Figure 2: The Fab of the future requires integration of equipment, expertise, manufacturing capability and computational data analysis

References:

[1] J. Moyne, J. Samantaray and M. Armacost "Big Data Capabilities Applied to Semiconductor Manufacturing Advanced Process Control," IEEE Transactions on Semiconductor Manufacturing, Vol. 29, No. 4, November 2016, pp. 283-291.

[2] 2015 International Technology Roadmap for Semiconductors (ITRS): Factory Integration Chapter. Available: www.itrs2.net.

[3] Run-to-Run Control in Semiconductor Manufacturing, J. Moyne, E. Del Castillo, and A. Hurwitz, CRC Press, November 2000.

[4] T. Lee and C. O. Kim, "Statistical Comparison of Fault Detection Models for Semiconductor Manufacturing Processes," in IEEE Transactions on Semiconductor Manufacturing, vol. 28, no. 1, pp. 80-91, Feb. 2015.

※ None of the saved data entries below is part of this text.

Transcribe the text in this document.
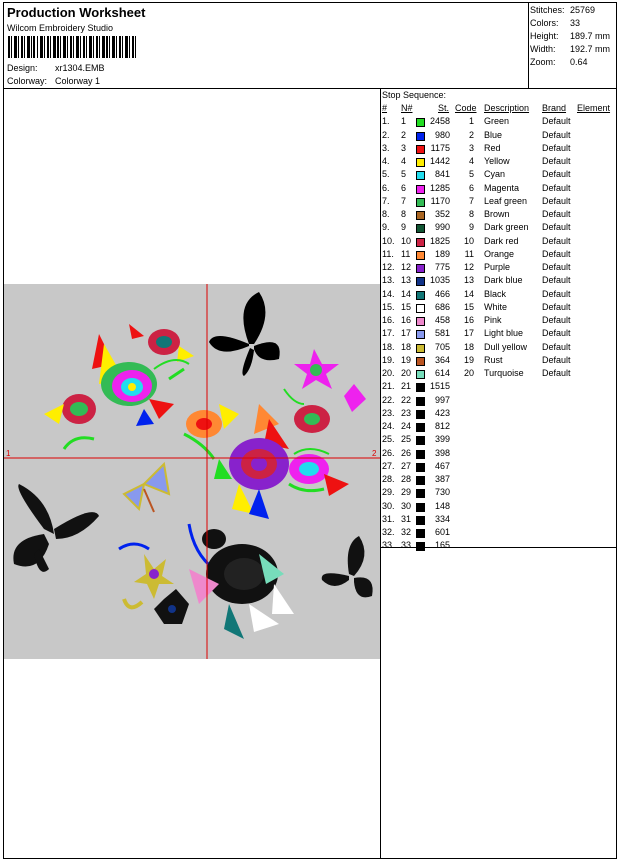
Production Worksheet
Wilcom Embroidery Studio
Design: xr1304.EMB
Colorway: Colorway 1
Stitches: 25769
Colors: 33
Height: 189.7 mm
Width: 192.7 mm
Zoom: 0.64
1	2
Stop Sequence:
# N#	St. Code Description Brand Element
1. 1	2458	1 Green	Default
2. 2	980	2 Blue	Default
3. 3	1175	3 Red	Default
4. 4	1442	4 Yellow	Default
5. 5	841	5 Cyan	Default
6. 6	1285	6 Magenta	Default
7. 7	1170	7 Leaf green Default
8. 8	352	8 Brown	Default
9. 9	990	9 Dark green Default
10. 10	1825	10 Dark red	Default
11. 11	189	11 Orange	Default
12. 12	775	12 Purple	Default
13. 13	1035	13 Dark blue Default
14. 14	466	14 Black	Default
15. 15	686	15 White	Default
16. 16	458	16 Pink	Default
17. 17	581	17 Light blue Default
18. 18	705	18 Dull yellow Default
19. 19	364	19 Rust	Default
20. 20	614	20 Turquoise Default
21. 21	1515
22. 22	997
23. 23	423
24. 24	812
25. 25	399
26. 26	398
27. 27	467
28. 28	387
29. 29	730
30. 30	148
31. 31	334
32. 32	601
33. 33	165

[5] J. Iskandar, J. Moyne, K. Subrahmanyam, P. Hawkins and M. Armacost "Predictive Maintenance in Semiconductor Manufacturing: Moving to Fab-Wide Solutions," Proceedings of the 26th Annual Advanced Semiconductor Manufacturing Conference (ASMC 2015), Saratoga Springs, New York, May 2015.

[6] J. Moyne, B. Schulze, J. Iskandar and M. Armacost "Next Generation Advanced Process Control: Leveraging Big Data and Prediction," Proceedings of the 26th Annual Advanced Semiconductor Manufacturing Conference (ASMC 2016), Saratoga Springs, New York, May 2016.

[7] J. Moyne, "Emerging trends in IC manufacturing analytics and decision making," APC Conference XXVIII, Phoenix, AZ, October 2016. Available: www.apcconference.com.